たとえば、訪問介護歴が長い先輩スタッフなら、身をもっていろいろなトラブルに対応してきた経験があるでしょう。
- 利用者さんと円滑にコミュニケーションを取る方法
- 嫌な言葉を投げかけられたときの気持ちのやり場
- 利用者さんとの接し方を見直す考え方
こうした経験から、自分ひとりだけでは思いつかなかった解決方法を提案してくれます。
また、仕事の内容をよく分かってくれている身近な人に悩みを打ち明けるだけで、気持ちが楽になることもあるはずです。
さらに、誰かと悩みを共有できただけでも仕事に前向きな姿勢を取り戻せる可能性も高いです。
事態が負のスパイラルに陥って深刻な状況になる前に、仕事仲間に相談してみることを強くおすすめします。
方法3.認知症介護の勉強をする
訪問介護の利用者さんとの関係性にトラブルを抱えつつも、今後さらに介護業界でキャリアアップを目指したいと意欲をもつ人もいるはずです。
こうした場合におすすめの方法が、「認知症介護の勉強をする」というものです。
認知症介護分野の勉強を重ねて知識を身に付ければ、「嫌な利用者さんだな」と感じる相手を、別の角度から理解して割り切る気持ちを持てます。
また、将来的なスキルアップにも役立つでしょう。
たとえば、次のような資格・研修を受けるだけでも理解度・仕事の選択肢が増えるので、余力のある人はぜひ挑戦してください。

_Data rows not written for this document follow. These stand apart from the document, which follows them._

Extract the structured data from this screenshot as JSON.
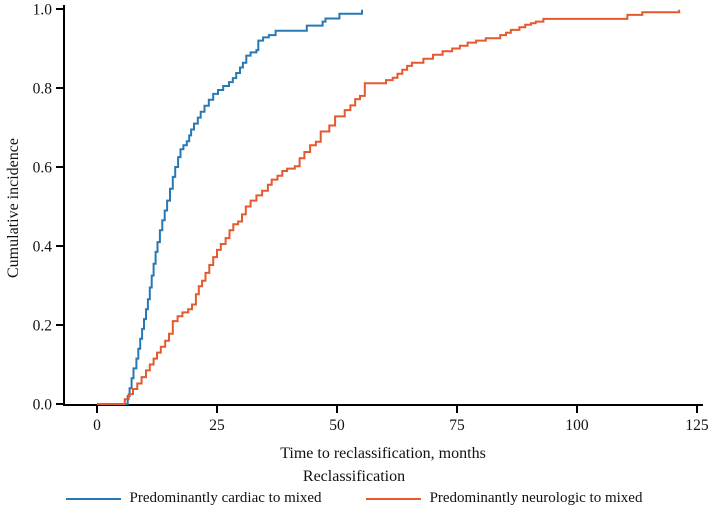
{
  "chart_data": {
    "type": "line",
    "subtype": "step-function-cumulative-incidence",
    "title": "",
    "xlabel": "Time to reclassification, months",
    "ylabel": "Cumulative incidence",
    "xlim": [
      0,
      125
    ],
    "ylim": [
      0.0,
      1.0
    ],
    "xticks": [
      0,
      25,
      50,
      75,
      100,
      125
    ],
    "ytick_labels": [
      "0.0",
      "0.2",
      "0.4",
      "0.6",
      "0.8",
      "1.0"
    ],
    "ytick_values": [
      0.0,
      0.2,
      0.4,
      0.6,
      0.8,
      1.0
    ],
    "grid": false,
    "legend_position": "bottom-center",
    "legend_title": "Reclassification",
    "axis_color": "#000000",
    "series": [
      {
        "name": "Predominantly cardiac to mixed",
        "color": "#2878b4",
        "points": [
          [
            0,
            0
          ],
          [
            6.2,
            0
          ],
          [
            6.4,
            0.02
          ],
          [
            6.8,
            0.04
          ],
          [
            7.2,
            0.065
          ],
          [
            7.6,
            0.09
          ],
          [
            8.2,
            0.115
          ],
          [
            8.6,
            0.14
          ],
          [
            9.0,
            0.165
          ],
          [
            9.4,
            0.19
          ],
          [
            9.8,
            0.215
          ],
          [
            10.2,
            0.24
          ],
          [
            10.6,
            0.265
          ],
          [
            11.0,
            0.295
          ],
          [
            11.4,
            0.325
          ],
          [
            11.8,
            0.355
          ],
          [
            12.2,
            0.385
          ],
          [
            12.6,
            0.41
          ],
          [
            13.1,
            0.44
          ],
          [
            13.6,
            0.465
          ],
          [
            14.1,
            0.49
          ],
          [
            14.6,
            0.515
          ],
          [
            15.2,
            0.545
          ],
          [
            15.8,
            0.575
          ],
          [
            16.3,
            0.6
          ],
          [
            16.9,
            0.625
          ],
          [
            17.4,
            0.645
          ],
          [
            18.0,
            0.655
          ],
          [
            18.7,
            0.665
          ],
          [
            19.2,
            0.68
          ],
          [
            19.6,
            0.695
          ],
          [
            20.2,
            0.71
          ],
          [
            21.0,
            0.725
          ],
          [
            21.6,
            0.74
          ],
          [
            22.4,
            0.755
          ],
          [
            23.3,
            0.77
          ],
          [
            24.2,
            0.785
          ],
          [
            25.2,
            0.795
          ],
          [
            26.3,
            0.805
          ],
          [
            27.5,
            0.815
          ],
          [
            28.3,
            0.825
          ],
          [
            29.0,
            0.838
          ],
          [
            29.8,
            0.852
          ],
          [
            30.4,
            0.864
          ],
          [
            31.1,
            0.882
          ],
          [
            32.0,
            0.89
          ],
          [
            33.2,
            0.896
          ],
          [
            33.6,
            0.92
          ],
          [
            34.6,
            0.928
          ],
          [
            35.8,
            0.934
          ],
          [
            37.2,
            0.945
          ],
          [
            43.7,
            0.958
          ],
          [
            47.0,
            0.968
          ],
          [
            47.6,
            0.976
          ],
          [
            50.5,
            0.988
          ],
          [
            55.2,
            0.998
          ]
        ]
      },
      {
        "name": "Predominantly neurologic to mixed",
        "color": "#e4592e",
        "points": [
          [
            0,
            0
          ],
          [
            5.4,
            0
          ],
          [
            5.8,
            0.012
          ],
          [
            6.6,
            0.025
          ],
          [
            7.5,
            0.038
          ],
          [
            8.4,
            0.052
          ],
          [
            9.3,
            0.068
          ],
          [
            10.2,
            0.085
          ],
          [
            11.0,
            0.1
          ],
          [
            11.8,
            0.115
          ],
          [
            12.5,
            0.13
          ],
          [
            13.3,
            0.145
          ],
          [
            14.2,
            0.16
          ],
          [
            15.0,
            0.178
          ],
          [
            15.8,
            0.21
          ],
          [
            16.8,
            0.222
          ],
          [
            17.8,
            0.232
          ],
          [
            19.0,
            0.24
          ],
          [
            19.8,
            0.252
          ],
          [
            20.6,
            0.278
          ],
          [
            21.2,
            0.298
          ],
          [
            21.9,
            0.312
          ],
          [
            22.6,
            0.332
          ],
          [
            23.4,
            0.352
          ],
          [
            24.2,
            0.372
          ],
          [
            25.0,
            0.39
          ],
          [
            25.8,
            0.405
          ],
          [
            26.8,
            0.42
          ],
          [
            27.6,
            0.44
          ],
          [
            28.4,
            0.455
          ],
          [
            29.4,
            0.462
          ],
          [
            30.2,
            0.48
          ],
          [
            31.0,
            0.5
          ],
          [
            32.0,
            0.515
          ],
          [
            33.2,
            0.528
          ],
          [
            34.4,
            0.54
          ],
          [
            35.6,
            0.555
          ],
          [
            36.4,
            0.568
          ],
          [
            37.6,
            0.578
          ],
          [
            38.6,
            0.59
          ],
          [
            39.6,
            0.596
          ],
          [
            41.2,
            0.602
          ],
          [
            42.2,
            0.622
          ],
          [
            43.2,
            0.638
          ],
          [
            44.4,
            0.655
          ],
          [
            45.6,
            0.664
          ],
          [
            46.6,
            0.69
          ],
          [
            48.4,
            0.705
          ],
          [
            49.6,
            0.728
          ],
          [
            51.6,
            0.744
          ],
          [
            52.8,
            0.756
          ],
          [
            53.8,
            0.772
          ],
          [
            54.8,
            0.78
          ],
          [
            55.8,
            0.812
          ],
          [
            60.2,
            0.82
          ],
          [
            61.6,
            0.826
          ],
          [
            62.6,
            0.836
          ],
          [
            63.6,
            0.846
          ],
          [
            64.6,
            0.856
          ],
          [
            65.6,
            0.864
          ],
          [
            68.0,
            0.874
          ],
          [
            70.0,
            0.884
          ],
          [
            72.0,
            0.893
          ],
          [
            74.0,
            0.9
          ],
          [
            75.6,
            0.907
          ],
          [
            77.2,
            0.915
          ],
          [
            79.0,
            0.92
          ],
          [
            81.0,
            0.926
          ],
          [
            84.0,
            0.934
          ],
          [
            85.2,
            0.94
          ],
          [
            86.2,
            0.947
          ],
          [
            88.0,
            0.954
          ],
          [
            89.2,
            0.96
          ],
          [
            90.4,
            0.964
          ],
          [
            91.4,
            0.968
          ],
          [
            93.0,
            0.975
          ],
          [
            110.5,
            0.985
          ],
          [
            113.6,
            0.992
          ],
          [
            121.3,
            0.998
          ]
        ]
      }
    ]
  }
}
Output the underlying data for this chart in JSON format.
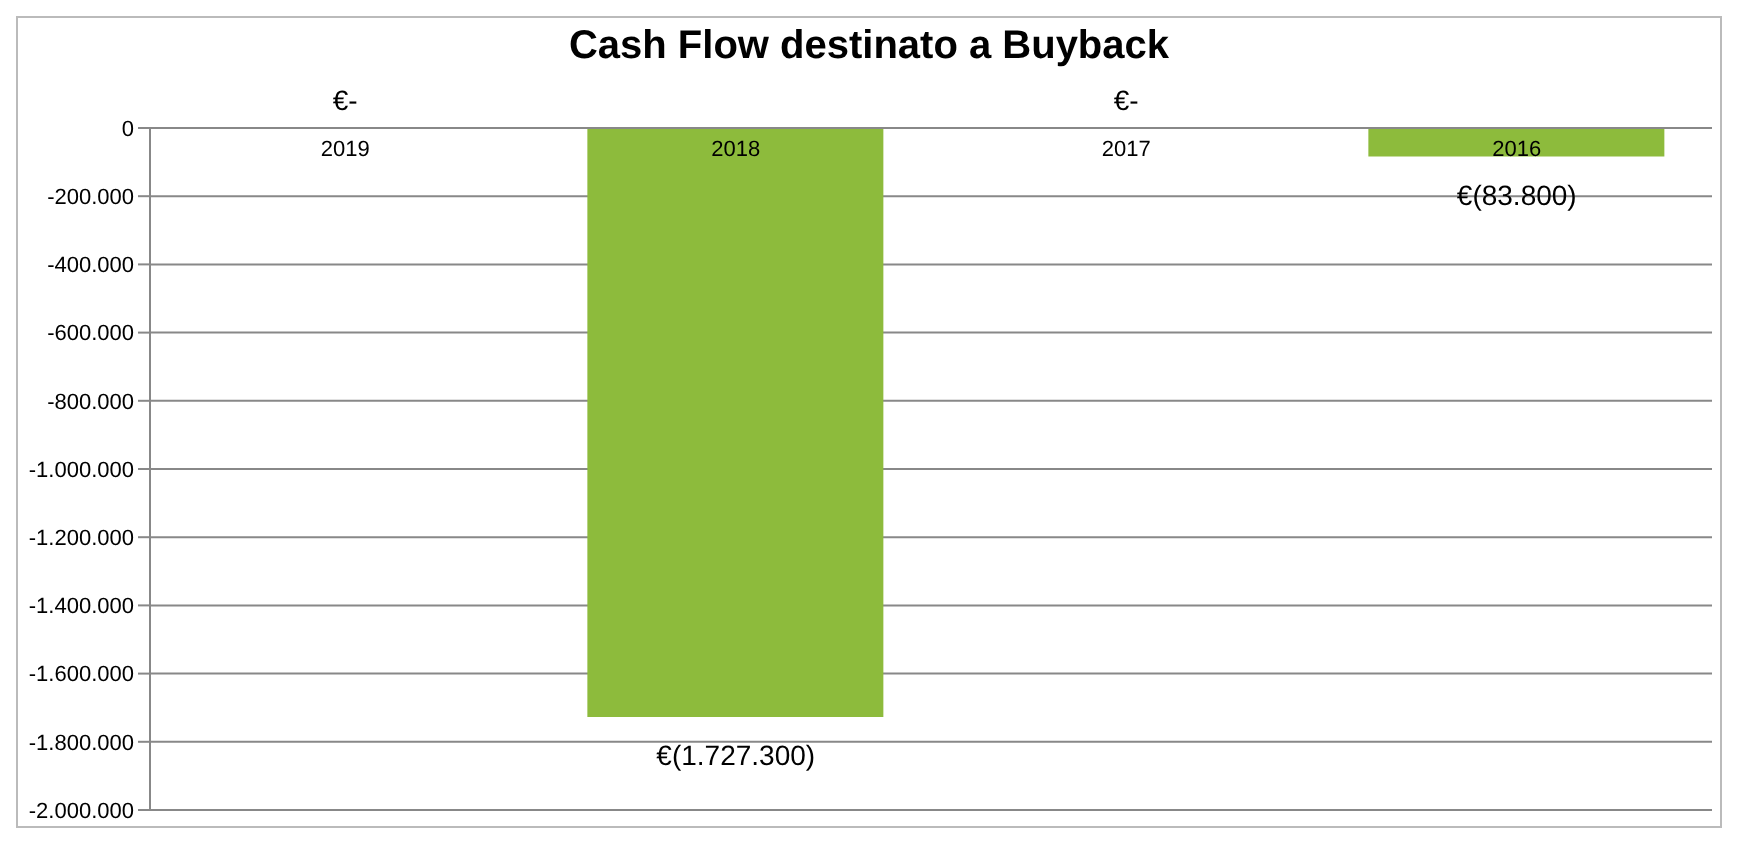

認知症介護分野の資格 | ・認知症介助士 ・認知症ライフパートナー ・認知症ケア指導管理士(初級・上級) ・認知症ケア准専門士、認知症ケア専門士、認知症ケア上級専門士 |
認知症介護分野の研修 | ・認知症介護基礎研修 ・認知症介護実践者研修 ・認知症介護実践リーダー研修 ・認知症対応型サービス事業開設者研修 |
なお、各資格には実務経験や研修履歴を要するケースがあるので、詳細は直接お問い合わせください。
訪問介護で嫌な利用者さんに関するよくある質問
最後に、訪問介護員と利用者さんに関するよくある質問を集めました。
今回、紹介する質問は次の3つです。
- 嫌な利用者さんではないけど対応が難しいときの解決策を知りたい
- 訪問ヘルパーあるあるが知りたい
- 登録ヘルパーで利用者さんへの対応が難しいときの対処法を知りたい
あなたがいま抱いている悩みは、あなた自身に問題があるわけではなく、訪問介護業界ではよくある疑問・悩みの可能性も高いです。
頻出項目に対する解決法は意外と多く用意されているので、訪問介護員が抱くよくある質問を参考に、今後の業務に役立てていきましょう。
Q1.嫌な利用者さんではないけど対応が難しい
A.利用者さんの抱える事情によって、訪問介護の難易度は異なります。
なかには、特別負担が重いわけではないが、対応が難しいという人もいるでしょう。
この場合には、訪問介護員側の知識・経験・ノウハウが不足している可能性があります。
そのため、認知症介護基礎研修や認知症介助士などの資格取得を通じて、あなた自身がスキルアップを目指すのがおすすめです。
もちろん、訪問介護員さんにも生活スタイルがあり、研修や資格取得が難しいこともあるはずです。
そのようなケースでは、仕事仲間に解決法を指南してもらったり、事業所に担当者の変更を申し出たりする手段が有効でしょう。
Q2.訪問ヘルパーあるあるが知りたい
A.訪問ヘルパーが抱えやすいトラブルは、利用者さんの数だけあります。
具体例としては、次のとおりです。
- 家政婦と勘違いされて業務外のことを頼まれる
- 利用者さんの自宅が汚い
- 利用者さんの暴言で傷つく
- 利用者さん家族が口うるさい
- 理不尽なクレームを入れられる
- 暴力やセクハラ被害を受けている
- 仕事量に比べて給料が安い
- シフトが不安定で稼ぎが安定しない
- 充分な交通費をもらえない
利用者さんとの関係性だけではなく、利用者さん家族との間のトラブルや給与面の問題などもあります。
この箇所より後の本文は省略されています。